Washington (CNN) -- The Federal Aviation Administration Wednesday proposed a $2.9 million fine against American Eagle Airlines for allegedly conducting more than 1,100 flights using planes with landing-gear doors that had not been repaired as prescribed by the FAA.
The proposed fine comes just weeks after the FAA proposed a $2.5 million fine against the airline for allegedly operating flights without adequately ensuring that the weight of baggage was properly calculated.
The Fort Worth, Texas-based American Eagle -- a regional affiliate of American Airlines -- flew four Bombardier regional jets on more than 1,100 flights between February and May 2008, with main landing-gear doors that had not been repaired as ordered by the FAA in August 2006, the FAA said.
"Following Airworthiness Directives [repair orders] is not optional," FAA Administrator Randy Babbitt said in a statement. "The FAA does not hesitate to levy fines if maintenance standards are violated."
American Eagle responded that it was disappointed in the FAA's actions, saying the airline did not endanger the public and it considered a fine unwarranted.
The repair order required airlines to inspect landing-gear doors and take necessary action, fixing the doors or replacing them with new ones. In this case, American Eagle found damage on four aircraft, but rather than removing the doors as required, the airline repaired them while they remained on the planes.
American Eagle said it self-disclosed to the FAA that repairs were performed while the landing-gear doors remained on the aircraft, a process that the FAA and the aircraft manufacturer subsequently approved, the company said.
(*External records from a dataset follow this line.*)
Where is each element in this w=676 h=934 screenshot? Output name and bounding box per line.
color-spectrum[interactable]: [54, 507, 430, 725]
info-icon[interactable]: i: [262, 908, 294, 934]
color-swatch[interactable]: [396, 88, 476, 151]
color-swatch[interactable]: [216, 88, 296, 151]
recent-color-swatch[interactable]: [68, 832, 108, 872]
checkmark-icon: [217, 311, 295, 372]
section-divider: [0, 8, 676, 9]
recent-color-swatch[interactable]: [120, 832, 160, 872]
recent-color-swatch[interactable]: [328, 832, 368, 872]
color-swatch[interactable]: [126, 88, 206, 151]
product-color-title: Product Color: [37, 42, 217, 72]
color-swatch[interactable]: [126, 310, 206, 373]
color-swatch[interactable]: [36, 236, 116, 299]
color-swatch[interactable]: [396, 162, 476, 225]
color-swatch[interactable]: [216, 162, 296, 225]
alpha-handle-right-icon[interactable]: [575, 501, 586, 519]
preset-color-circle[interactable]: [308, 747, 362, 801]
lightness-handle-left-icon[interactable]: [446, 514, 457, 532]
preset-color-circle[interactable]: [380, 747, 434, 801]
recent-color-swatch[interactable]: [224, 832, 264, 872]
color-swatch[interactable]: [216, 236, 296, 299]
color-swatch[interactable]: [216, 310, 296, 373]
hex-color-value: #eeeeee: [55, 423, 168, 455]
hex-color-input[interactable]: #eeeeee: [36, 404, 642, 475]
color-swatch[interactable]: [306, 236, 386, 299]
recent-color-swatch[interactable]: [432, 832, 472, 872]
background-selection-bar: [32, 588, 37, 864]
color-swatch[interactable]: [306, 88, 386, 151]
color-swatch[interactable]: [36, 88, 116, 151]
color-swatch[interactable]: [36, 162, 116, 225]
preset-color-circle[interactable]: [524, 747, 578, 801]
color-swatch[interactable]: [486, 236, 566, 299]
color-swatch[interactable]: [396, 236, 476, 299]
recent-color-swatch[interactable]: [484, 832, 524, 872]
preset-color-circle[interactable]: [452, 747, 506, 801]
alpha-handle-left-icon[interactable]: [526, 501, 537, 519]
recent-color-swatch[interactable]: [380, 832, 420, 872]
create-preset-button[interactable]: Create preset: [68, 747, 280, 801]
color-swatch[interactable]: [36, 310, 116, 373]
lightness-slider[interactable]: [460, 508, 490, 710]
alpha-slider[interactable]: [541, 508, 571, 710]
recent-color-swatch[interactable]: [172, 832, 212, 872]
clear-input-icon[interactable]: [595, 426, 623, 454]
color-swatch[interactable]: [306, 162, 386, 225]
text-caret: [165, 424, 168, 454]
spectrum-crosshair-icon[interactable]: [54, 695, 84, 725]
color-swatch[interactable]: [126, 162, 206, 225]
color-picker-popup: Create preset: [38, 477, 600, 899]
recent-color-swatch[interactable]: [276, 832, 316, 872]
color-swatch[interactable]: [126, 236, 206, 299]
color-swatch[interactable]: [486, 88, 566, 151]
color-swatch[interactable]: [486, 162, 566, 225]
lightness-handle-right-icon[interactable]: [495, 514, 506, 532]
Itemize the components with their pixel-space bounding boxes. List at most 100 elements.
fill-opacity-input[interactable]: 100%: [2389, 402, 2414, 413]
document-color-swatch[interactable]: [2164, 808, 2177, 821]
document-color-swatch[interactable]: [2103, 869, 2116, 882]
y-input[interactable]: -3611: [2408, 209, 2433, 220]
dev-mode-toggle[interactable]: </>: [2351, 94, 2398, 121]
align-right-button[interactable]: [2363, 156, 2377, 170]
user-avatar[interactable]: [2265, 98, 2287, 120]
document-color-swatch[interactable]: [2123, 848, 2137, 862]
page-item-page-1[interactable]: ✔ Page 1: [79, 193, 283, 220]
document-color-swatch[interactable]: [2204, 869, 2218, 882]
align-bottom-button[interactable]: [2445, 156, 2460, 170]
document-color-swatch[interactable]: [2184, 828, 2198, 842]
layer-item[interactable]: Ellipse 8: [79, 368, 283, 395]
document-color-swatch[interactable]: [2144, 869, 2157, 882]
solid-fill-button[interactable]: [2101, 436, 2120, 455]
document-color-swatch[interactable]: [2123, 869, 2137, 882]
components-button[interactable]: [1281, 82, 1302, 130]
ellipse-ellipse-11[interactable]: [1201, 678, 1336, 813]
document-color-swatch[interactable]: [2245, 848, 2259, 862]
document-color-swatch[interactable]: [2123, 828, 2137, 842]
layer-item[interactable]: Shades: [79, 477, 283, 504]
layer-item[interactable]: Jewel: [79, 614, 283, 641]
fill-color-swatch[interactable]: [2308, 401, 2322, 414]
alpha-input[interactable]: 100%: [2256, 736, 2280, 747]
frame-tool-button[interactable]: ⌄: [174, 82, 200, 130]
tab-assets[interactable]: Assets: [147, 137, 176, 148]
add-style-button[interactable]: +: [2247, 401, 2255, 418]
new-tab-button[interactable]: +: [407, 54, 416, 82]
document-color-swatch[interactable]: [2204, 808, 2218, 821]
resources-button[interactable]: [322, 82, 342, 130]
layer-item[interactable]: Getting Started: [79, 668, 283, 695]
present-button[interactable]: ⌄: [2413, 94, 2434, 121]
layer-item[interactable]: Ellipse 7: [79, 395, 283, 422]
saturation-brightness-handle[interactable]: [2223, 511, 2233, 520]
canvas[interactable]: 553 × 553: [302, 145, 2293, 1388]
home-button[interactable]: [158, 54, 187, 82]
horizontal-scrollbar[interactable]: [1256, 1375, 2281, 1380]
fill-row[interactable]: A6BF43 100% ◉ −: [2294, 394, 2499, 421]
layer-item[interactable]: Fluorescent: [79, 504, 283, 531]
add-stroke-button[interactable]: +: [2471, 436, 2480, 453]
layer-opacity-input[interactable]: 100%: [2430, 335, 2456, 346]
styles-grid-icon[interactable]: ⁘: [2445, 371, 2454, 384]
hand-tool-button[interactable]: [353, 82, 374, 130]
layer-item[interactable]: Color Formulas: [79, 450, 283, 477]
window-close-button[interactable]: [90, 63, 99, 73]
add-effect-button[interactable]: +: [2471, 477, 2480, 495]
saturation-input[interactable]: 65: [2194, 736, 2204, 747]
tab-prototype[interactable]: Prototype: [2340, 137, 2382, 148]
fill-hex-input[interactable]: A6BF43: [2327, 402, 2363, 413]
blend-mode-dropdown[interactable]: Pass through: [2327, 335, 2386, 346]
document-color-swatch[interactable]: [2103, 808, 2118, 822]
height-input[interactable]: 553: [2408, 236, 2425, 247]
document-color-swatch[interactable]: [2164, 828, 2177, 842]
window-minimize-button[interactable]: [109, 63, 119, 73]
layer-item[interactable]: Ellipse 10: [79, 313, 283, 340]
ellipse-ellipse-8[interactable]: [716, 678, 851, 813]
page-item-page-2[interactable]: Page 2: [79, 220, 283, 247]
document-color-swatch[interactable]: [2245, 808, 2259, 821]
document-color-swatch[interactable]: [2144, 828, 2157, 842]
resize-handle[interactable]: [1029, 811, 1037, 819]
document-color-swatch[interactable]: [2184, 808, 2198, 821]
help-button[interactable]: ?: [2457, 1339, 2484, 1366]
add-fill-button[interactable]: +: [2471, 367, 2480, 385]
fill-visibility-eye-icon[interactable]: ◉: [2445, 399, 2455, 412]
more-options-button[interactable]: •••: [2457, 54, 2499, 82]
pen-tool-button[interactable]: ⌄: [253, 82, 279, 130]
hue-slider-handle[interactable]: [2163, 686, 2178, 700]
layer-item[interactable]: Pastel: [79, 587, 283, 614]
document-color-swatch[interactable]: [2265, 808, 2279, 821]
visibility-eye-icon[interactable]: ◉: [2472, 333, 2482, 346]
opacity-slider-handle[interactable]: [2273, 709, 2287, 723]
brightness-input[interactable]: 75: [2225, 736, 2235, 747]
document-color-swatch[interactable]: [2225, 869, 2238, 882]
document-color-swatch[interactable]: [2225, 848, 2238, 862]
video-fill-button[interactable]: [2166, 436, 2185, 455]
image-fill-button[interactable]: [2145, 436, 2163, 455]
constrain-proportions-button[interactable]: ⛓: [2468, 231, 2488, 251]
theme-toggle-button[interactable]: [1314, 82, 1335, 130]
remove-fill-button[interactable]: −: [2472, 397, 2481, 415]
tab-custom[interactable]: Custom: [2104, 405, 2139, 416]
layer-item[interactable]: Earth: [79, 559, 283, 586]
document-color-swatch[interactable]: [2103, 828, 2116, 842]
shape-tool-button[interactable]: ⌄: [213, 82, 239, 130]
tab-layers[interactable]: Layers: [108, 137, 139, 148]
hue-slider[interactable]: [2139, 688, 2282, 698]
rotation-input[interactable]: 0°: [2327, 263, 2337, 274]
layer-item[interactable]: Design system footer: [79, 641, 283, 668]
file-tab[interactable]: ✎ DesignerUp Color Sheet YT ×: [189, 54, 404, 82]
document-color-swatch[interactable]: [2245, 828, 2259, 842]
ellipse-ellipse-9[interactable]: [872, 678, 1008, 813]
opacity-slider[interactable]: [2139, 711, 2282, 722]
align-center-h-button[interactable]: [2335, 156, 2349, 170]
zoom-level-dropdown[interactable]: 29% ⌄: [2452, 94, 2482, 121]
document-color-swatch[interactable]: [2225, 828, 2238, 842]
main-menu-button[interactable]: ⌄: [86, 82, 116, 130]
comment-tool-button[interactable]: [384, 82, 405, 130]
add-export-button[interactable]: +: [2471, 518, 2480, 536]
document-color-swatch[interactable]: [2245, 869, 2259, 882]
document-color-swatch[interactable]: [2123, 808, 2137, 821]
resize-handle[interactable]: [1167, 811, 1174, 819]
American Eagle subsequently removed the landing-gear doors on each of the affected aircraft and repaired them in accordance with the Airworthiness Directive.
The airline said it will meet with the FAA to discuss the matter.
The proposed fines are the latest in a string of multimillion dollar fines the FAA has proposed against airlines for failing to follow repair orders. In October, the FAA proposed to fine US Airways $5.4 million and United $3.8 million for other maintenance violations.
In March, Southwest Airlines agreed to pay $7.5 million to settle a complaint that it flew unsafe planes.